You are being mugged off in about 10 different ways and you call this a partnership, its just not. You need to change it before you are posting how he has left you and due to being unmarried you have no rights to any of the lovely pot he built up, he has squirrelled money away so pays no CMS and you have spent years barely working so have a tiny pension and no career prospects. You only have to read all the posts on here to see how often this happens.

J0S · 08/05/2024 23:14

MumaJo · 08/05/2024 16:51

@category12 The house is in my name.

So he has his house in his name which he rents out. And you have your house in your name which you both live in. That’s a pretty good deal for him as he gets to live with you rent free and just pay towards the bills.

I think you need to move out and rent somewhere together. Then you can get the rental income from your own house and you can use that to pay him back for that capital he spent when you renovated your own house.

Then you need to get back to work part time and he needs to go part time as well so you can share the childcare and housework. You should use your rental income and your salary to pay into your pension.

If he doesn’t want to do that then he needs to pay you to do his share of the childcare and housework and your need to share household bills.

That would make it a lot fairer than it is now. Right now, You are doing all the unpaid, low status, non pensionable work and he is doing all the well paid, high status pensionable work . He is getting a rent from his place ams you are not.

SleepPrettyDarling · 08/05/2024 23:16

How are you repaying your debt?

im sorry but you are being very naive here. You are setting yourself up to be massively disadvantaged for your future, short and long term. This won’t ‘work itself out!!’ (Your exclamation marks.)

Who is going to pay for childcare, football club, scouts, changing your car, your pension contributions?

As a divorced mother (and note DIVORCED ie we were married) I am never going to catch up on my lost earnings and pension contributions.

As a starter. as suggested above, get out a big sheet of paper or set up a spreadsheet, and calculate everything now, and forecast everything for say five years time. You need to get debt-free asap, and you need access to cash to meet your needs so you are not left with £71 for the rest of the month ever again.

The inequity is making you very vulnerable, and you need to take this seriously. If you stay the course and endure as a couple, you need to act fast to rebalance things. If you split, I would worry for you.

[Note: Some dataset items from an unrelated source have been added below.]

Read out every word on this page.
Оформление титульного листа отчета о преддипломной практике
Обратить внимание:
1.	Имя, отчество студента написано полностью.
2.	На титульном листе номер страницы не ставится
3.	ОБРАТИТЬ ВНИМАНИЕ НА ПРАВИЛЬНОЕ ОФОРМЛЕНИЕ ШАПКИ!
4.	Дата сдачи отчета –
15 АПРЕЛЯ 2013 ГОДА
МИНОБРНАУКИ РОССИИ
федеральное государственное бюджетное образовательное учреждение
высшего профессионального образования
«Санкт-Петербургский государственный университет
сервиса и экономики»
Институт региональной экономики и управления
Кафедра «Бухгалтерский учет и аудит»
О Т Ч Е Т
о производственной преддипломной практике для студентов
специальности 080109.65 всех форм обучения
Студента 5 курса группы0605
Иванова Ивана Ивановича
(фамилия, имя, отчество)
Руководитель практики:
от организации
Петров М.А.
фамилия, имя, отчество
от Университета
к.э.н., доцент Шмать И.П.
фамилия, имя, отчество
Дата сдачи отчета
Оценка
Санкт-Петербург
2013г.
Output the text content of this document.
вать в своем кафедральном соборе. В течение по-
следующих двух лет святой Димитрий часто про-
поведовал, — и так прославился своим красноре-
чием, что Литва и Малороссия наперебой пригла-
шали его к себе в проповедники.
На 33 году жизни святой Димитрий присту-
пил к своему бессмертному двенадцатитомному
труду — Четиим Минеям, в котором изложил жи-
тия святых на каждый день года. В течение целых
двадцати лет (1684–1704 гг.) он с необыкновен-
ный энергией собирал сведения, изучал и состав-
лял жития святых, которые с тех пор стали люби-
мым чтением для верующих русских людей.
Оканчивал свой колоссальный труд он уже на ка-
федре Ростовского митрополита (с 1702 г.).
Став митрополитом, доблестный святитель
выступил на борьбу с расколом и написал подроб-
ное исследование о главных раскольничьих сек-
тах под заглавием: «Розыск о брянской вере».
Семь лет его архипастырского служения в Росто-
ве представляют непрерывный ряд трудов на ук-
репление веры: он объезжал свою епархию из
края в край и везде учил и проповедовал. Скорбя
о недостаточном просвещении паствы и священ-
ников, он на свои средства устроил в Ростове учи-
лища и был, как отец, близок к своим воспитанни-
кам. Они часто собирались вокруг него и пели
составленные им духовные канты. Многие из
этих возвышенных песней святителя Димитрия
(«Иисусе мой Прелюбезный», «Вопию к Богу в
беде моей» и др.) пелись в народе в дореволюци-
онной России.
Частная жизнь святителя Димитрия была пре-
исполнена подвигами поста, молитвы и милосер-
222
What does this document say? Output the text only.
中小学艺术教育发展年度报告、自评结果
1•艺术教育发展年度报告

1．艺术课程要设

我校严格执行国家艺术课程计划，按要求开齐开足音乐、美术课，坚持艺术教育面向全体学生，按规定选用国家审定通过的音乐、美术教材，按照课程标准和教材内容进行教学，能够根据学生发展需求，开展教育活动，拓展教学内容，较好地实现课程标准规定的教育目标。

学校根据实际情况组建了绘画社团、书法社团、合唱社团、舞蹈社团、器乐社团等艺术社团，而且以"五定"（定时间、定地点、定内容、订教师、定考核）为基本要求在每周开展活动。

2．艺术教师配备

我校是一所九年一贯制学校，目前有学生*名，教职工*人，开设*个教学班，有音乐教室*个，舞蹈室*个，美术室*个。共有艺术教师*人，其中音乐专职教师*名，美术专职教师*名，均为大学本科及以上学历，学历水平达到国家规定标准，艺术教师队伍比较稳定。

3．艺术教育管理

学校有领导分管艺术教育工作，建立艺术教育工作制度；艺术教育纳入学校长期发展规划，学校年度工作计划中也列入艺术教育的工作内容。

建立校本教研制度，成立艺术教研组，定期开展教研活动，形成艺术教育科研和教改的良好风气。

spookehtooth · 08/05/2024 23:20

Bang out of order, I had more money than my ex but everything about both of our finances was 100% open, and disclosed. My attitude is make whatever arrangements you like, but openness is critical. If you can't tell the truth and defend it, then something is deeply wrong.

I paid all the bills, but I made sure my ex knew how much every single one was on and had an independent way of verifying they were all paid. She also knew how much I had left and what went where, and we discussed the budget for everything I paid for. If I said no to anything "no" alone wasn't good enough, I explained the reasoning. No secrets, period

justasking111 · 08/05/2024 23:23

I'm concerned you're not married you've had 14 years to do that.

Your lack of money is a blip. I too took a career break to have two children but I did get back to work when the youngest started school.

TheBottomsOfMyTrousersAreRolled · 08/05/2024 23:31

mimi7363 · 08/05/2024 22:56

Not many supportive comments on this thread for the OP.

What are you talking about? Every single comment is supportive of the op.